France approves modern project in Notre Dame reconstruction
After the fire which destroyed part of the world-famous Notre Dame Cathedral, in Paris, France, on April 15th, the French National Assembly approved the bill establishing guidelines for the church’s reconstruction. The measure, however, is controversial; it has left some wiggle room so that a new pinnacle, with contemporary architecture features, could be erected on top of the one which has been destroyed by the fire. The decision is opposed to the one previously approved by the French Senate, which stated that the project should remain “faithful to the last known visual state,” and that any use of different material should be justified. The new measure also established a five-year deadline for the construction of the new pinnacle.
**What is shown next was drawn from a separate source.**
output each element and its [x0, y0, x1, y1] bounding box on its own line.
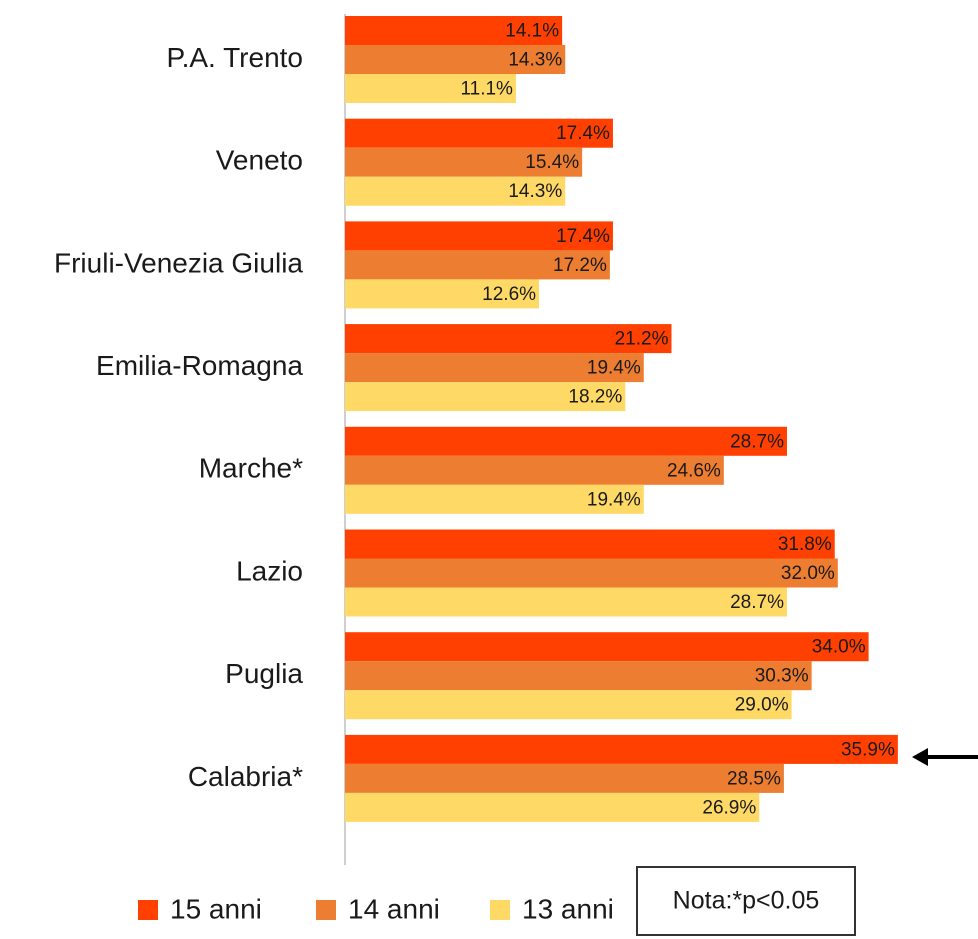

Teaching for free, French school wants to establish a programming elite in Brazil
It is wrong to think that in order to develop software and enter the world of IT it is necessary to have a university degree, or some already developed skill in the area. At least that is the premise behind the concept of École 42, a programming school which opened its second branch in the country in August. Founded in 2013 in France, and present in over 15 countries, the school is known for not charging their students a monthly fee, and for their unorthodox methodology, which eliminates the traditional method of teachers, physical classes and class schedules. The school claims its goal is to offer an educational alternative to prepare people for the digital world; they aim at an average of 200 to 350 graduates per year.